Довольно скоро Чюрленис перешел из учеников в категорию оркестрантов, и Михал Огиньский положил ему за работу в оркестре пятирублевое месячное жалованье. Для юноши и его семьи оно стало заметным подспорьем, тем более что Кастукас продолжал оставаться у князя на полном обеспечении, которое включало не только ученье, жилье и еду, но даже и шикарную форму с золотым шитьем. По принятой моде оркестр должен был блистать не только трубами, но и галунами — в общем, производить эффект. Надо сказать, что музыка, которую приходилось играть, частенько тоже была рассчитана на эффект: марши, польки, вальсы, увертюры, отрывки из опер и оперетт — легкий и популярный репертуар составлял значительную долю того, что игралось. Но, кроме вальсов, однако, исполнялись увертюры Мендельсона, произведения Шуберта и Шопена, такая музыка обогащала, воспитывала вкус, открывала новое.

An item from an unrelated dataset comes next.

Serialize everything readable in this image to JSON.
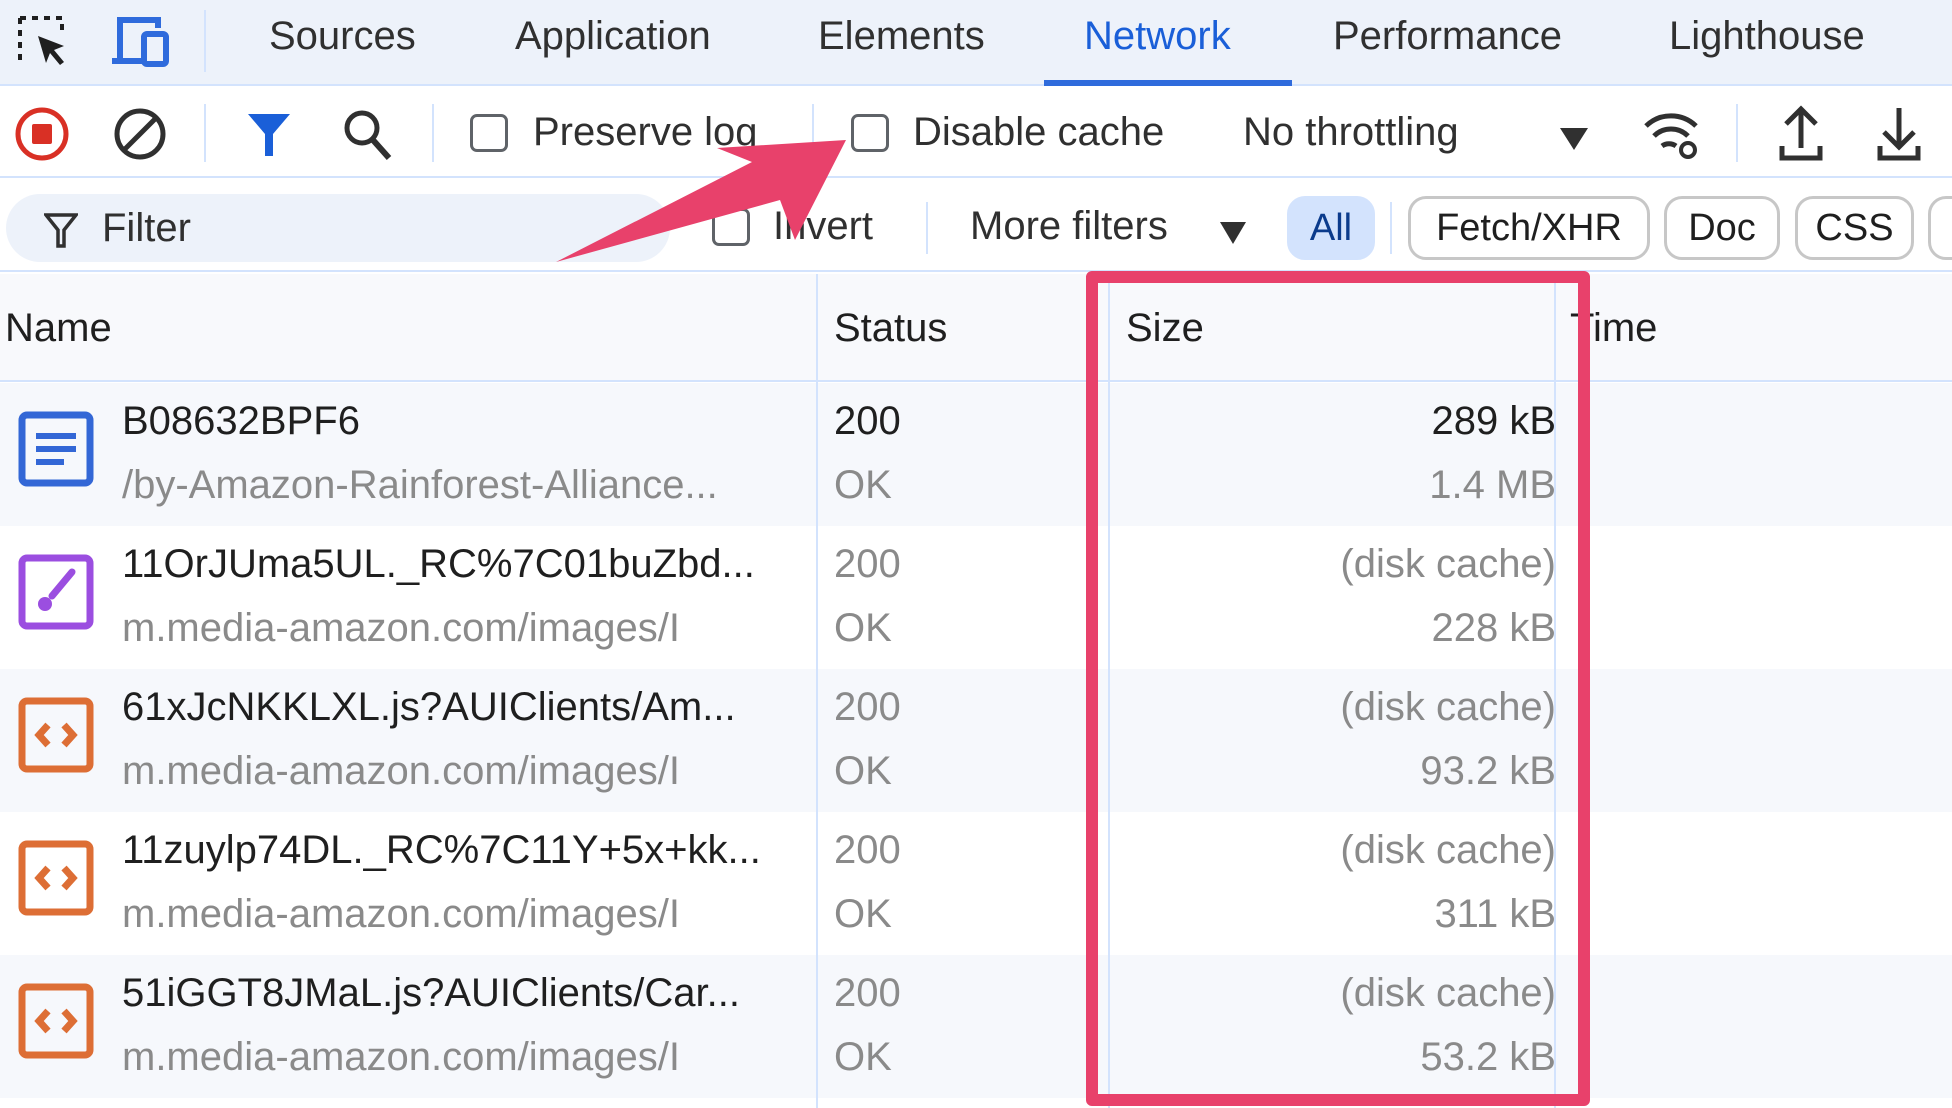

В эти годы у Чюрлениса был и еще один источник, откуда черпались музыкальные впечатления будущего композитора: песни, которые распевались в тех местах, где он жил, музыка танцев на свадьбах, крестинах и прочих празднествах, которые по обычаю, всегда и всюду принятому в народе, из тесных изб и дворов выплескивались на улицу, на площадь, на зелень травы. Играл оркестрик, состоявший из двух скрипок, самодельного ящика-контрабаса и старого большого барабана, принадлежавшего когда-то воинской части, кружилось несколько пар, остальные составляли слаженный хор.
О Дзукии — той части Литвы, где Чюрленис родился и где был его родной дом, говорилось уже, что это был край песен — песен в большинстве своем грустного, печального характера, основанных на минорных тональностях. Но разные части Литвы, которая по территории вовсе невелика, очень различны по культуре, быту и даже по языковым наречиям своих жителей. Городок Плунге принадлежит Жемайтии, население которой состоит в основном из жемайтийцев — потомков древнего племени жмудь. Литовец с юга, из Дзукии, не всегда поймет речь жемайтийца. Что же касается песен, то в противоположность южной Дайнаве здесь, на западе, поют чаще всего быстрые и ритмичные мажорные песни.
Чюрленис провел в Плунге вовсе не короткий срок для того, чтобы успеть многое узнать, увидеть и запомнить. И тогда же Кастукас услышал легенду, которая так захватила его, что он не расставался с мыслью о ней в течение многих лет. С этой легендой были связаны, может быть, самые большие замыслы и надежды уже сложившегося композитора и художника. Но осуществиться им не пришлось.